De la loyauté dans la vente de produits financiers

Publié le 10/03/2010 - Philippe Maupas
Naissance de la nouvelle autorité de contrôle des banques et des compagnies d'assurance

Annoncée en juillet 2009 et officiellement installée le 10 mars 2009, l'Autorité de Contrôle Prudentiel (ACP) est le nouvel organisme de contrôle des banques et des compagnies d'assurance en France, issu de la fusion de la commission bancaire (CB) et de l'autorité de contrôle des assurances et des mutuelles (ACAM).

Une nouvelle mission : la protection des clientèles

L'ACP hérite de nombreuses missions auparavant dévolues à la CB et à l'ACAM. Une nouvelle mission lui est également confiée : la protection des consommateurs.

Dans son discours, Christine Lagarde, la ministre de l’Economie, de l’Industrie et de l’Emploi, a rappelé que "la crise a provoqué un besoin de sécurité chez les consommateurs d’assurance et de produits bancaires". Elle a en outre insisté sur l'asymétrie entre les consommateurs et les prestataires de services, qu'elle a qualifié d'"abyssale".

Dans une transaction entre un acheteur et un vendeur, on parle d'asymétrie d'information quand l'une des parties (le vendeur en l'occurrence) connaît beaucoup mieux le produit ou le service qu'il vend que l'acheteur.
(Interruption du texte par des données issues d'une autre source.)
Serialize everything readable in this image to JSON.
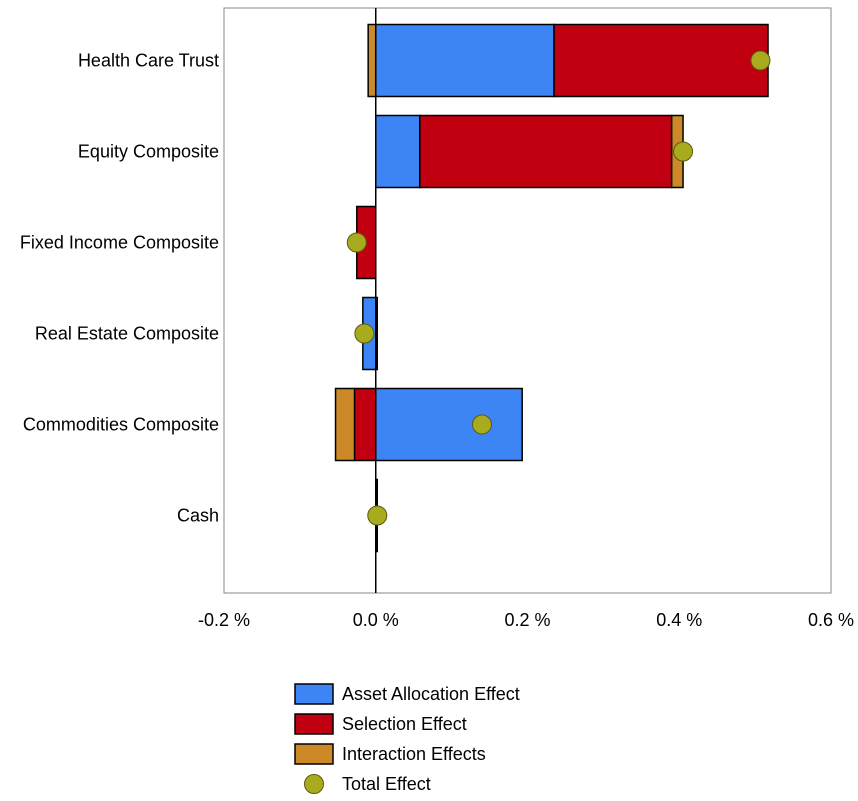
{
  "chart_data": {
    "type": "bar",
    "orientation": "horizontal",
    "stacked": true,
    "title": "",
    "xlabel": "",
    "ylabel": "",
    "xlim": [
      -0.2,
      0.6
    ],
    "x_ticks": [
      -0.2,
      0.0,
      0.2,
      0.4,
      0.6
    ],
    "x_tick_labels": [
      "-0.2 %",
      "0.0 %",
      "0.2 %",
      "0.4 %",
      "0.6 %"
    ],
    "grid": false,
    "legend_position": "bottom",
    "categories": [
      "Health Care Trust",
      "Equity Composite",
      "Fixed Income Composite",
      "Real Estate Composite",
      "Commodities Composite",
      "Cash"
    ],
    "series": [
      {
        "name": "Asset Allocation Effect",
        "color": "#3d85f5",
        "values": [
          0.235,
          0.058,
          0.0,
          -0.017,
          0.193,
          0.0
        ]
      },
      {
        "name": "Selection Effect",
        "color": "#c00010",
        "values": [
          0.282,
          0.332,
          -0.025,
          0.0,
          -0.028,
          0.0
        ]
      },
      {
        "name": "Interaction Effects",
        "color": "#cd8928",
        "values": [
          -0.01,
          0.015,
          0.0,
          0.002,
          -0.025,
          0.002
        ]
      }
    ],
    "total_effect": {
      "name": "Total Effect",
      "color": "#a8ab1e",
      "values": [
        0.507,
        0.405,
        -0.025,
        -0.015,
        0.14,
        0.002
      ]
    }
  }
}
C'est effectivement le cas en matière de produits financiers, domaine où la culture générale des acheteurs est souvent très limitée.

Loyauté dans les relations des vendeurs avec les acheteurs

La ministre a employé le terme de "loyauté", une qualité qu'elle juge nécessaire dans les relations des vendeurs avec les acheteurs. Cette notion nous semble la bienvenue dans le domaine de la commercialisation des produits financiers.
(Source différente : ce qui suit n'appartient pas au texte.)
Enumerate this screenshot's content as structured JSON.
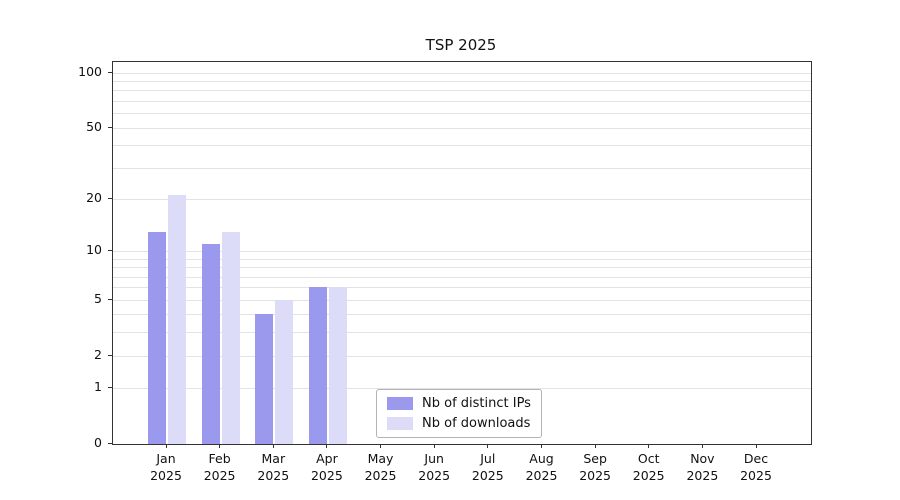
{
  "figure": {
    "title": "TSP 2025"
  },
  "chart_data": {
    "type": "bar",
    "title": "TSP 2025",
    "categories": [
      "Jan",
      "Feb",
      "Mar",
      "Apr",
      "May",
      "Jun",
      "Jul",
      "Aug",
      "Sep",
      "Oct",
      "Nov",
      "Dec"
    ],
    "category_year": "2025",
    "series": [
      {
        "name": "Nb of distinct IPs",
        "color": "#9a99ee",
        "values": [
          13,
          11,
          4,
          6,
          0,
          0,
          0,
          0,
          0,
          0,
          0,
          0
        ]
      },
      {
        "name": "Nb of downloads",
        "color": "#dcdcf8",
        "values": [
          21,
          13,
          5,
          6,
          0,
          0,
          0,
          0,
          0,
          0,
          0,
          0
        ]
      }
    ],
    "yscale": "log1p",
    "ylim": [
      0,
      114
    ],
    "ytick_values": [
      100,
      50,
      20,
      10,
      5,
      2,
      1,
      0
    ],
    "ytick_labels": [
      "100",
      "50",
      "20",
      "10",
      "5",
      "2",
      "1",
      "0"
    ],
    "minor_grid_values": [
      1,
      2,
      3,
      4,
      5,
      6,
      7,
      8,
      9,
      10,
      20,
      30,
      40,
      50,
      60,
      70,
      80,
      90,
      100
    ],
    "grid": "horizontal-minor",
    "legend": {
      "position": "lower-center",
      "entries": [
        "Nb of distinct IPs",
        "Nb of downloads"
      ]
    }
  }
}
Elle avait été longuement présentée dans le rapport de la mission de conseil sur le contrôle du respect des obligations professionnelles à l'égard de la clientèle dans le secteur financier établi en juillet 2009 par Bruno Deletré, Jack Azoulay et Pascale Dugos, tous trois inspecteurs des finances (cliquer ici pour le télécharger sur le site de La Documentation Française).
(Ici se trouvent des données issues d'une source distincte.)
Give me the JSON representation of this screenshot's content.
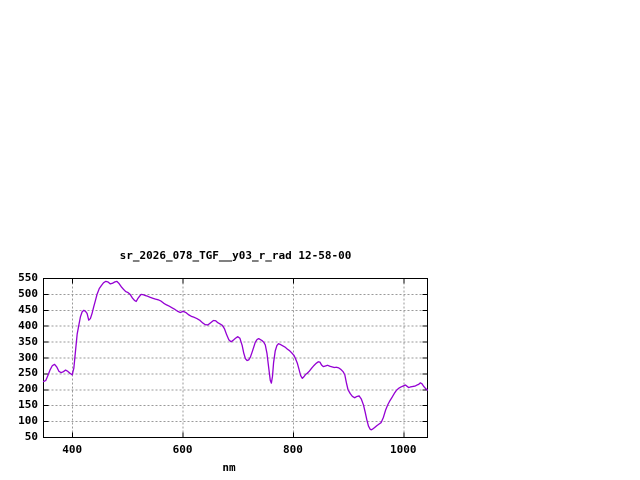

Les auteurs de ce rapport rappelaient que "le contrôle de la qualité de l’information fournie au client a toujours été un élément essentiel de protection de l’utilisateur de produits ou services financiers", mais que "l’argumentaire développé par le chargé de clientèle lors de l’acte de commercialisation (était)souvent plus important que la documentation remise" et qu'il fallait donc "influer sur les comportements des professionnels et (...) les inciter à agir de manière honnête et loyale à l’égard de leur clientèle".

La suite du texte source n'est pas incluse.